Raquel Rolnik, Guilherme Lobo Pecoral e Giovanna Milano*
Em pleno mês que visa dar visibilidade e valorizar à cultura afro-brasileira e a luta contra o racismo, a Iyalorixá do Ilê Asé Odé Ibualamo e liderança comunitária Mãe Zana de Odé tem lutado pela preservação do espaço sagrado onde está localizado um terreiro ameaçado de remoção pela prefeitura de Carapicuíba (SP). A justificativa usada pelas autoridades municipais é a obra de canalização do Córrego do Cadaval que o margeia. Fundado pelo seu avô Babalorixá João Canavieiras, Zana é a terceira Iyalorixá, como é chamada a mãe de santo na tradição de matriz africana.
Mãe Caçailê, conhecida como Mãe Nega, chegou à cidade da Região Metropolitana de São Paulo na década de 1980, instalando-se em uma comunidade onde havia um pequeno rio e muito verde. Como em qualquer local divino, não foi por acaso: a presença do riacho, da vegetação abundante, entre outros elementos naturais, foi determinante para a escolha dos orixás. Assim como em outros terreiros, e como a maior parte do território popular brasileiro, a compra da área de 200 m² não passou por registros e escrituras.
Quando Mãe Nega faleceu, sua filha Zana manteve o Ilê e suas práticas tradicionais de matriz africana, atravessando a transformação do bairro, a poluição crescente do rio e a ocupação de suas margens, onde seria a área de preservação permanente. Neste momento, a obra de canalização, promovida pela Prefeitura de Carapicuíba, passa literalmente em cima do terreiro e nenhum diálogo com os promotores da obra, muito menos o reconhecimento da importância histórica e sagrada do Ilê, teve lugar.
Como em inúmeras outras situações deste tipo, a obra pública que atravessa o bairro, destruindo dezenas de moradias, dificilmente garante o acesso a uma nova moradia adequada aos desabrigados, alegando a falta de documentação. Quando muito, uma carta de crédito é oferecida pela CDHU, o que significa que não há compensações monetárias pelo que as pessoas já investiram. É oferecido uma dívida para comprar outra casa e começar tudo de novo.
Pela janela do Ilê Asé Odé Ibualamo já pode se ver que as obras de canalização do córrego promovidas pela Prefeitura de Carapicuíba já estão demolindo as edificações em volta, afetando inclusive a estrutura do terreiro
Neste caso, para além destas questões, soma-se o fato de que o terreiro, além de ser local de moradia de Mãe Zana de Odé e de outros membros de axé, como funcionam os terreiros onde Iyalorixás e filhos habitam, compartilhando o cotidiano de cuidado da comunidade, do território e do sagrado. Trata-se de patrimônio cultural, de lócus de memória ancestral, de significados e valores do espaço que vão além da materialidade da casa, mas que a incluem.

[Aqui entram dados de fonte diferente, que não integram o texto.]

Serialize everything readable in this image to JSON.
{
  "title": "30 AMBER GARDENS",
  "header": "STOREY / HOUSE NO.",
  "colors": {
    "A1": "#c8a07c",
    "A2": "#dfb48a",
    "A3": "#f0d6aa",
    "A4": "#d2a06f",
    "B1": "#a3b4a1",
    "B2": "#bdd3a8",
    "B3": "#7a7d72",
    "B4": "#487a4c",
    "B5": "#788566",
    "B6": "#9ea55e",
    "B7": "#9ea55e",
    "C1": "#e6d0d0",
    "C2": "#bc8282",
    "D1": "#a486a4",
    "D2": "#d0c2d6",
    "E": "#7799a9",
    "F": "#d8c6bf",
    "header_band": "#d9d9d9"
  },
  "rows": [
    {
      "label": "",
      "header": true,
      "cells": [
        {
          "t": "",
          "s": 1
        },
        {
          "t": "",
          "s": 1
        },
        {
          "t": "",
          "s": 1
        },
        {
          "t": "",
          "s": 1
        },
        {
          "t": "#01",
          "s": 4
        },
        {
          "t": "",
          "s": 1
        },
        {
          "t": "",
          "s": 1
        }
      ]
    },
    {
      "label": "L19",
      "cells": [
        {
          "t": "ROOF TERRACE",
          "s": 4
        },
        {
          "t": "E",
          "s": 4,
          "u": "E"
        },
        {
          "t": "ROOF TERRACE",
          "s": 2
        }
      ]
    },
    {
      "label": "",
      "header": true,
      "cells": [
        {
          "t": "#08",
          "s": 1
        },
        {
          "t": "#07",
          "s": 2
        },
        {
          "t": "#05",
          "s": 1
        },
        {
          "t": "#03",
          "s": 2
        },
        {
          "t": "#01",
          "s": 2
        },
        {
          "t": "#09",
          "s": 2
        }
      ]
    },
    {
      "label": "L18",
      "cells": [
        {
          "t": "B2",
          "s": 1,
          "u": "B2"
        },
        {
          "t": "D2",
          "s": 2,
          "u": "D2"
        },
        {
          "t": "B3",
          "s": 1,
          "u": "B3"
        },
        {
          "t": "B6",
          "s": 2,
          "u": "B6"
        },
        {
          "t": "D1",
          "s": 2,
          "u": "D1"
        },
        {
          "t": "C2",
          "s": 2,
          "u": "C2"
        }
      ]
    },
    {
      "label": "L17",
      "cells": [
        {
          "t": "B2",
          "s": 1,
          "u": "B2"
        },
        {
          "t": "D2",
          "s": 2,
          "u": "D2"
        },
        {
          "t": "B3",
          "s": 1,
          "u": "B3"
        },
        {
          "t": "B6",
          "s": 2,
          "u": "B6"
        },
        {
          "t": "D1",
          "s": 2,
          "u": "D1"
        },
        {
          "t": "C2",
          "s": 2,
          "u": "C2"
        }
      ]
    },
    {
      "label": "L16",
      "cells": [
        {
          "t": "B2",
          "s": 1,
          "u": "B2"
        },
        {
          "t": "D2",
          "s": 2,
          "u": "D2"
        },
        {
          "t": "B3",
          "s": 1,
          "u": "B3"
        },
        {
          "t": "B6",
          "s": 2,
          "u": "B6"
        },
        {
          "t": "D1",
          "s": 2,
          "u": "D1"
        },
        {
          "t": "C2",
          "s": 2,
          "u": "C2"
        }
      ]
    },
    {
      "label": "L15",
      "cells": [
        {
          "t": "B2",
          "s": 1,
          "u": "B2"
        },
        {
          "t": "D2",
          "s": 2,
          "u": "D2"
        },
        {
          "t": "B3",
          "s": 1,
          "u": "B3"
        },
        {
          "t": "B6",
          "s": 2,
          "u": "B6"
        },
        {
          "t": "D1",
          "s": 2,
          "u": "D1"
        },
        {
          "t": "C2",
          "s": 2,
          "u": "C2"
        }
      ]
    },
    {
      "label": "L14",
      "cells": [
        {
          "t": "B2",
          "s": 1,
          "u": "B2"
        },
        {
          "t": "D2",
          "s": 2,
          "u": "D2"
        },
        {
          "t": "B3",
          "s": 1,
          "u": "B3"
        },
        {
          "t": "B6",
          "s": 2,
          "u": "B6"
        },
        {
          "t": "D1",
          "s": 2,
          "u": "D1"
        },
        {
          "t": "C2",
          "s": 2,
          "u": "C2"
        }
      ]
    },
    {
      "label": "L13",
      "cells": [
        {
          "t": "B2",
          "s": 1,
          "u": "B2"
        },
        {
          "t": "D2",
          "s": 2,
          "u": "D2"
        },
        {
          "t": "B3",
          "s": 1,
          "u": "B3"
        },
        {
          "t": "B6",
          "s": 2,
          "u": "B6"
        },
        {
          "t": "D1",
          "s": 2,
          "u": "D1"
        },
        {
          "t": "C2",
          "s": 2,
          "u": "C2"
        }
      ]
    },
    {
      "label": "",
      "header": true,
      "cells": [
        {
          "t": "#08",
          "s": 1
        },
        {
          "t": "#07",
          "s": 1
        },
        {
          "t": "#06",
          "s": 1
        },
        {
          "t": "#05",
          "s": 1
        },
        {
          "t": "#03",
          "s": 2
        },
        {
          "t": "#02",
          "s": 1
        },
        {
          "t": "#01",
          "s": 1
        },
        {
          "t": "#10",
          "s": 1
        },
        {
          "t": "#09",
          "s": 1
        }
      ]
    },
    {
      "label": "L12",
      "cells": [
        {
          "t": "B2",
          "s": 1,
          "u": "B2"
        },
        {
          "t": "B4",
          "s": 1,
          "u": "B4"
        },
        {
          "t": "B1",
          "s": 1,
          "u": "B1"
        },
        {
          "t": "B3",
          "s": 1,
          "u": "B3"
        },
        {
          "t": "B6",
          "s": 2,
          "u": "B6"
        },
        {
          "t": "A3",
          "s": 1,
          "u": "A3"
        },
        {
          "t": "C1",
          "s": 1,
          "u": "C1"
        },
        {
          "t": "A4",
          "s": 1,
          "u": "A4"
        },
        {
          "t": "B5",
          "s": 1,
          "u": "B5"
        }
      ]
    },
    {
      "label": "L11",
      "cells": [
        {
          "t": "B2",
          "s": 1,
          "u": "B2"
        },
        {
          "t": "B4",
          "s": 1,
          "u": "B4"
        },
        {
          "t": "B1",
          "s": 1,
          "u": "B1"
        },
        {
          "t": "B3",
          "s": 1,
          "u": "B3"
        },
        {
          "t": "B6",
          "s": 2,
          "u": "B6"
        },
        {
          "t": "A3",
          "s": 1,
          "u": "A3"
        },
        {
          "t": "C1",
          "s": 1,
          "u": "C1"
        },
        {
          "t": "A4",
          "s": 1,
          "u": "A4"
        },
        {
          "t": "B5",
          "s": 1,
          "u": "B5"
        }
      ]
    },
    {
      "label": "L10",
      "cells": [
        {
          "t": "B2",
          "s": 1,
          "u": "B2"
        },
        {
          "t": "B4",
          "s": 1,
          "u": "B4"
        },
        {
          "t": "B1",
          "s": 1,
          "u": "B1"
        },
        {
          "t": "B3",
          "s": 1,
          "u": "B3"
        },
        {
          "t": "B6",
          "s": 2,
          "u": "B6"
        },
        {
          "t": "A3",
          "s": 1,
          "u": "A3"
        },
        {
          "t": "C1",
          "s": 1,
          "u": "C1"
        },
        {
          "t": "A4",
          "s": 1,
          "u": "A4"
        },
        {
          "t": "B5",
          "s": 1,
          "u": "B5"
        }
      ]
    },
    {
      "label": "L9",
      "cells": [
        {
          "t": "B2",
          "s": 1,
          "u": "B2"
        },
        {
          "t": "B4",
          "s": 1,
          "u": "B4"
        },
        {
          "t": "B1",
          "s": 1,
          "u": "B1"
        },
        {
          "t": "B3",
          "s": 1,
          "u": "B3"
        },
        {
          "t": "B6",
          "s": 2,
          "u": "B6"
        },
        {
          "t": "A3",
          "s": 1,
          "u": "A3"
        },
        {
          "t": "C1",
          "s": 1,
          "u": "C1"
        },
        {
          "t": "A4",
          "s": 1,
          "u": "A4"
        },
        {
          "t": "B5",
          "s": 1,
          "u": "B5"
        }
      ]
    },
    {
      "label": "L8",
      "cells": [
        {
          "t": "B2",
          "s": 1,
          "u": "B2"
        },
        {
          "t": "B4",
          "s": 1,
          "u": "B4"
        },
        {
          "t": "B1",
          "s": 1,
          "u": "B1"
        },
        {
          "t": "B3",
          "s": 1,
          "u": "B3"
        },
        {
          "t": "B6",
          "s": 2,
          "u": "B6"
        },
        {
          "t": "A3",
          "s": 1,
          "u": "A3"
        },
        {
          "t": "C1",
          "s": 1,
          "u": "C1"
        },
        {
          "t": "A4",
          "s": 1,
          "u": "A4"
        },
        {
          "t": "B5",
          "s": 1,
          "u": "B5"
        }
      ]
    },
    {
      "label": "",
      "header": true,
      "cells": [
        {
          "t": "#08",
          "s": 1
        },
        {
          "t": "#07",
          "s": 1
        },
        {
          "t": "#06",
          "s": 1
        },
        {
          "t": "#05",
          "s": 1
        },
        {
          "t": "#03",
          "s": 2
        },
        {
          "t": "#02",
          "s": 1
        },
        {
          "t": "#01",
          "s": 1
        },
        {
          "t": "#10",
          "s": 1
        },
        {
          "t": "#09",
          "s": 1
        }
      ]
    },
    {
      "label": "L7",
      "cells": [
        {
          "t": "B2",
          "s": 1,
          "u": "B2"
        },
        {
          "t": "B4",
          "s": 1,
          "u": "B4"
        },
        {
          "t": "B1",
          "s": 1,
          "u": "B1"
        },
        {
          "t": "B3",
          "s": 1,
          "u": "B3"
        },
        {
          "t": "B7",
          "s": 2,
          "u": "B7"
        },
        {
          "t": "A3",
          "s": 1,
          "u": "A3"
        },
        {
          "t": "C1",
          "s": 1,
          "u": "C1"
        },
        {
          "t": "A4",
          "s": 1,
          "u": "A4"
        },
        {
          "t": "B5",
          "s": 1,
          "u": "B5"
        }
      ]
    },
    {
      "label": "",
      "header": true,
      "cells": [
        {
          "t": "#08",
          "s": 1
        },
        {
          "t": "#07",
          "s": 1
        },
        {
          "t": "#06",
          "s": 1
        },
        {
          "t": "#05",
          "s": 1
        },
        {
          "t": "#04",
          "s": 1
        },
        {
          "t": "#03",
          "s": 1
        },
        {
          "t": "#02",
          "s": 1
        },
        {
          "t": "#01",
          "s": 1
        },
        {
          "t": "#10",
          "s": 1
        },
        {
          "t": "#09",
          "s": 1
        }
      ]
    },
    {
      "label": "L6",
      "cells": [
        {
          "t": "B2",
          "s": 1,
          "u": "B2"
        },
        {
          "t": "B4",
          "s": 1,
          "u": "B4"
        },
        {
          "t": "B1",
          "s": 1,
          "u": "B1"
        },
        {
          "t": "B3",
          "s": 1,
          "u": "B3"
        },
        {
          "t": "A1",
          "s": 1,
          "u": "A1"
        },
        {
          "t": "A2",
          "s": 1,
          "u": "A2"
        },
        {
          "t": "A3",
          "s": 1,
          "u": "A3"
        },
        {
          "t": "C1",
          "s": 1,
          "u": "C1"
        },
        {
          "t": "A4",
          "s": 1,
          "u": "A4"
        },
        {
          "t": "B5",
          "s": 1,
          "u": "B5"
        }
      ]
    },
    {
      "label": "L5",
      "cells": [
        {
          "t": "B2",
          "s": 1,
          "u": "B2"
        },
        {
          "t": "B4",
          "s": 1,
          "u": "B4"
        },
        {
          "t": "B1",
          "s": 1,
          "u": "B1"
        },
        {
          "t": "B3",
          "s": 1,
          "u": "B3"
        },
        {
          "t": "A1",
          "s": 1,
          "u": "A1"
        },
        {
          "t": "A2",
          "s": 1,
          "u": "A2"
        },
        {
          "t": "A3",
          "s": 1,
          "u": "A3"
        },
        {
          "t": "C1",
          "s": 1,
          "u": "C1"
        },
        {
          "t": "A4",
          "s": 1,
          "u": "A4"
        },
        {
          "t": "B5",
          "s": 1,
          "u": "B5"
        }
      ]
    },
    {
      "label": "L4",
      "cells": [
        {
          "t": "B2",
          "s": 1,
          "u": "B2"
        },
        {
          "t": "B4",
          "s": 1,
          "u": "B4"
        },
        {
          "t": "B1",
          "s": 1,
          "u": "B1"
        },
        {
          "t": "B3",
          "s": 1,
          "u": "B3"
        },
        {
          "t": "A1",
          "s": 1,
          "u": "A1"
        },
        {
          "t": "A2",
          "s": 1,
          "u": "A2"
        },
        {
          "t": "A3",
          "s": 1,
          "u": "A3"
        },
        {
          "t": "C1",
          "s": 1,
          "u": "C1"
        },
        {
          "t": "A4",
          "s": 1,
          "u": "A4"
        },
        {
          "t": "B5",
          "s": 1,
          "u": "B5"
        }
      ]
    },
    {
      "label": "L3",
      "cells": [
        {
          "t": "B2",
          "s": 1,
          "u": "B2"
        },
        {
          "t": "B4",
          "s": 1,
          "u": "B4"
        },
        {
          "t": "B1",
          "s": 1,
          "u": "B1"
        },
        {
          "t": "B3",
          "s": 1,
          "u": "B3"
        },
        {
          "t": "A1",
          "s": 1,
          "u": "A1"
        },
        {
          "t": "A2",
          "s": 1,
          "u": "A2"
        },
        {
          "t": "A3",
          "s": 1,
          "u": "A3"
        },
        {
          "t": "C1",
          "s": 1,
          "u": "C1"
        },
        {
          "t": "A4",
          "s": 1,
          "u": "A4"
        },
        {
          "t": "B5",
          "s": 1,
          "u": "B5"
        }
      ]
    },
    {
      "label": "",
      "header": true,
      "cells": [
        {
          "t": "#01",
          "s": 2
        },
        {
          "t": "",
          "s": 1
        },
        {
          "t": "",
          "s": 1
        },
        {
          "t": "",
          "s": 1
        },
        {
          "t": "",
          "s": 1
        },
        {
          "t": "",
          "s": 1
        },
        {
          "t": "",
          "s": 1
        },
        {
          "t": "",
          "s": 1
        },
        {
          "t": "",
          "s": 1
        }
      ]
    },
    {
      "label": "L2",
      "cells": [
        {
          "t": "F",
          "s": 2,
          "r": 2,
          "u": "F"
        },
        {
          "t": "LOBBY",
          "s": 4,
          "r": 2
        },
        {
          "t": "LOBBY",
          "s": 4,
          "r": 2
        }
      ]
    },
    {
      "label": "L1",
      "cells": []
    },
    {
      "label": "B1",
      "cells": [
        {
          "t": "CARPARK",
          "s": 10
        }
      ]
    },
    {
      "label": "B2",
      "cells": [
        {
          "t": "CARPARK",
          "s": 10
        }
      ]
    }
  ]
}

Já passou da hora de se reconhecer formas de ocupação do espaço que tem significados para além da moradia e das dimensões econômicas, e a permanência do Ilê Asé Odé Ibualamo pode ser um excelente passo para consolidarmos este caminho. O reconhecimento e a garantia de permanência dos territórios tradicionais nas cidades conectam-se a um dever de reparação frente às violações promovidas pelo racismo estrutural na formação social brasileira, promovendo o direito à preservação da memória e de construção de futuros mais igualitários e justos no espaço urbano.
* Raquel Rolnik é professora na FAUUSP e coordenadora do LabCidade; Guilherme Lobo Pecoral é estudante de direito na USP e pesquisador do Observatório de Remoções; e Giovanna Milano é professora de direito urbanístico do Instituto das Cidades (Unifesp) e pesquisadora do Grupo Transborda e do Observatório de Remoções.